Their report provides a blueprint for achieving this vision. It includes improving macro-economic and regional coordination, reversing consumerism, expanding the commons, placing systematic caps on natural resources, sharing work time, tackling inequality, and redirecting technology toward sustainable solutions. All these are elements of a transition to a sustainable and desirable economy, according to Victor and his fellow ecological economists.
They admit that these ideas are not new. But, they assert, what is new is that we have reached the point of no return. Transition will happen; indeed, is happening at an ever-increasing rate. But we do have a choice about the nature of this transition: “We can engage in a global dialogue to envision “the future we want”… and then devise an adaptive strategy to get us there, or we can allow the current system to collapse and rebuild from a much worse starting point.”
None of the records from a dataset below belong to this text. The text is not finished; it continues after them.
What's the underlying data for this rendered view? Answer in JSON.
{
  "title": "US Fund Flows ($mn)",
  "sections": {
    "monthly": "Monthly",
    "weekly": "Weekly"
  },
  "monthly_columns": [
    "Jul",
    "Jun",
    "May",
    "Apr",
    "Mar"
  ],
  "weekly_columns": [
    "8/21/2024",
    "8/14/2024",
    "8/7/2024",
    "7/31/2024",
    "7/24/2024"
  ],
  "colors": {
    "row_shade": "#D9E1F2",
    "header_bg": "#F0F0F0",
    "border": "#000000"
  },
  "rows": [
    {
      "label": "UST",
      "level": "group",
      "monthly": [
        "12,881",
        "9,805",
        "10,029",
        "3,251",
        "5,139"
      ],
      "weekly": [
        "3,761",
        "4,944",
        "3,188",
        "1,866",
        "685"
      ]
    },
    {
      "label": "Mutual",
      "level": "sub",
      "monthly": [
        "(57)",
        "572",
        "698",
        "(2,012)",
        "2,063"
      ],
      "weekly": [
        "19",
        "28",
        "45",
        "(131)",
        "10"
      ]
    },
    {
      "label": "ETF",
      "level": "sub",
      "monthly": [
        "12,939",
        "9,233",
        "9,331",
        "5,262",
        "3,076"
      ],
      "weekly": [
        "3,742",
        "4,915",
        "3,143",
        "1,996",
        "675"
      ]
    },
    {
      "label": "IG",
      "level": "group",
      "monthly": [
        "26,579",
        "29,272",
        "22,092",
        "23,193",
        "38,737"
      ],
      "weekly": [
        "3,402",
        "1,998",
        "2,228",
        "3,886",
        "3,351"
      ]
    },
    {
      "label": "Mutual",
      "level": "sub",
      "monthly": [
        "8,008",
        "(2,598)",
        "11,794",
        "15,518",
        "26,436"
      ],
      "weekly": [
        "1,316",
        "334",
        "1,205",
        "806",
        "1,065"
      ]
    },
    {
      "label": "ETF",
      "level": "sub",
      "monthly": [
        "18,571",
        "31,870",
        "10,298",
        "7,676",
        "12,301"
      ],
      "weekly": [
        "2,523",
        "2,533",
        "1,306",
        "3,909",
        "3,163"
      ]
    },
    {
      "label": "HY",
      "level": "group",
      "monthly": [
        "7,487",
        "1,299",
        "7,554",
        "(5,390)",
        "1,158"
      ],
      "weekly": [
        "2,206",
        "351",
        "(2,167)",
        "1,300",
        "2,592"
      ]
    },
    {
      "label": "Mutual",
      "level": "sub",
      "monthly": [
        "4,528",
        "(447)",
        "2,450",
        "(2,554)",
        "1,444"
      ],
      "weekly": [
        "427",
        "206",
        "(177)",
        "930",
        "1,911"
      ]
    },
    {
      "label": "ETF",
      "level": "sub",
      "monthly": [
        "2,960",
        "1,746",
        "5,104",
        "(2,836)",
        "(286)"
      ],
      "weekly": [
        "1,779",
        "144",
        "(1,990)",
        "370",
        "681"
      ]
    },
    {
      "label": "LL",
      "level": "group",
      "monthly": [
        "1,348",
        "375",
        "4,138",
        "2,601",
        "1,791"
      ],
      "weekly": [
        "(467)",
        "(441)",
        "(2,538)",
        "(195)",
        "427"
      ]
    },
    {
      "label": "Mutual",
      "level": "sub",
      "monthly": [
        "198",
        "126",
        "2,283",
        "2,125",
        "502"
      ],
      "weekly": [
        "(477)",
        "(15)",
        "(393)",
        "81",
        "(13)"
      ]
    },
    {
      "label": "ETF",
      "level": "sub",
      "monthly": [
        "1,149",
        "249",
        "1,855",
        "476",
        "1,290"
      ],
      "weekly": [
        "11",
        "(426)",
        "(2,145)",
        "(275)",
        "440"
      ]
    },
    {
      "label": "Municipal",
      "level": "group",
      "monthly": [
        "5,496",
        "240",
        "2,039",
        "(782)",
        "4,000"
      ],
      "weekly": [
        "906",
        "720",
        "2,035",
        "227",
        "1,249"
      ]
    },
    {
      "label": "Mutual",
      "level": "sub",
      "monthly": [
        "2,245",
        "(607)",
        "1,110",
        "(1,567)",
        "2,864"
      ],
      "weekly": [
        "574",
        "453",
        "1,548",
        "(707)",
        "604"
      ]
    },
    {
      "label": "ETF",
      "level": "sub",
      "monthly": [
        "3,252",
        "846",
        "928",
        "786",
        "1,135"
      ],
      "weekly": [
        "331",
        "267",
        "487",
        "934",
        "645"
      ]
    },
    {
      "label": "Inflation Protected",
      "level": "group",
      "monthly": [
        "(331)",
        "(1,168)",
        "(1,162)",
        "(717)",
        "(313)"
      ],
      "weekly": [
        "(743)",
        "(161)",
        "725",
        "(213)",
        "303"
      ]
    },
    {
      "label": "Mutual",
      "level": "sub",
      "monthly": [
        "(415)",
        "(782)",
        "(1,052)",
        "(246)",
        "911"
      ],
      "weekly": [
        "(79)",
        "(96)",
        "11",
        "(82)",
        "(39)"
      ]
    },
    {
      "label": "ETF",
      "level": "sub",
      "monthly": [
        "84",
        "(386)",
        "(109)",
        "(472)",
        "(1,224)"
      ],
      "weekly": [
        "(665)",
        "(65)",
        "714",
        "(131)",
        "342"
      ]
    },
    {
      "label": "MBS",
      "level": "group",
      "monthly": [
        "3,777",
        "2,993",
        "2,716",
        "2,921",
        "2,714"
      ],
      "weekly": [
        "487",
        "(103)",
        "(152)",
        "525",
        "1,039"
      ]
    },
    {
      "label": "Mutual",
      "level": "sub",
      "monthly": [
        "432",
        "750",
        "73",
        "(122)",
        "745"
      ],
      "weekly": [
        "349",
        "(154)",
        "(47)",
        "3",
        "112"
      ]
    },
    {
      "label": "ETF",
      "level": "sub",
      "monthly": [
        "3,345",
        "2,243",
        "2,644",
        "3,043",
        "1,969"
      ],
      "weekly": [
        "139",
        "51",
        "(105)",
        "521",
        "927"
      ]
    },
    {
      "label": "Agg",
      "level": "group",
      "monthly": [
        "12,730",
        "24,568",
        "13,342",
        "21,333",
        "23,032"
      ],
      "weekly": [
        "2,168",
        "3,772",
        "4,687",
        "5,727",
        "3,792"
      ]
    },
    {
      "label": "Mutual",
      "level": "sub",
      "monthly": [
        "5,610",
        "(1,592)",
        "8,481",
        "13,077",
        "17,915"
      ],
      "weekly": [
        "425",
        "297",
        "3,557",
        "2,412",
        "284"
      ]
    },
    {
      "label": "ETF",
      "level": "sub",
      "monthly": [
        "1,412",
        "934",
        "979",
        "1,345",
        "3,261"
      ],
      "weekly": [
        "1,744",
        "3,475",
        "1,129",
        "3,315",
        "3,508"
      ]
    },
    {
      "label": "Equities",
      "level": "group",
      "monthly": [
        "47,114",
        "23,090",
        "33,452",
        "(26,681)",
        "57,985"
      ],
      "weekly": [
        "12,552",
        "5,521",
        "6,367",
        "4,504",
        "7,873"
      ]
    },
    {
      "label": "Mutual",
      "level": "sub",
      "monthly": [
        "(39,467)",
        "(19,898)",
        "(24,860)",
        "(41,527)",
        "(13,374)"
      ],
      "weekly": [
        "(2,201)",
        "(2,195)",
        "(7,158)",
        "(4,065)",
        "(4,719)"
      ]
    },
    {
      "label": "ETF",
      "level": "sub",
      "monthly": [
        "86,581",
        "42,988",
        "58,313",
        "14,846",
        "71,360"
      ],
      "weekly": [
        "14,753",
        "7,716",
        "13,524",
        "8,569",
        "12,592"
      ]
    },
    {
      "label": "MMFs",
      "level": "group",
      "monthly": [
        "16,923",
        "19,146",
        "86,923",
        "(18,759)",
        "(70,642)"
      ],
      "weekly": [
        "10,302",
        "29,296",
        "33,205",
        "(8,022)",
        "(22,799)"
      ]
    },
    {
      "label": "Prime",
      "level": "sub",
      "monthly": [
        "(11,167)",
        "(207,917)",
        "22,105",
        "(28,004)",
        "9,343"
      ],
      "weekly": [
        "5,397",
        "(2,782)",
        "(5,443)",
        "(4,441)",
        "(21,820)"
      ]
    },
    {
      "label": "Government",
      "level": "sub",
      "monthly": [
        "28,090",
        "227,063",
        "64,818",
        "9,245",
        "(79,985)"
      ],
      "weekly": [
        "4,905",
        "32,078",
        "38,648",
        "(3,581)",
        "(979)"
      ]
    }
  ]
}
Stephen Harper’s Canada is making dialogue and transition far more difficult, and collapse far more likely — not only for Canadians, but for people around the world. Stubbornly and blindly promoting fossil fuel exploitation as the be-all and end-all of governments, clinging to outmoded economic models, shutting down forums for dialogue such as the National Round Table on the Economy and the Environment: this brand of dysfunctional government is extremely unhelpful if we want a decent future for our children.
Ole Hendrickson is a retired forest ecologist and a founding member of the Ottawa River Institute, a non-profit charitable organization based in the Ottawa Valley.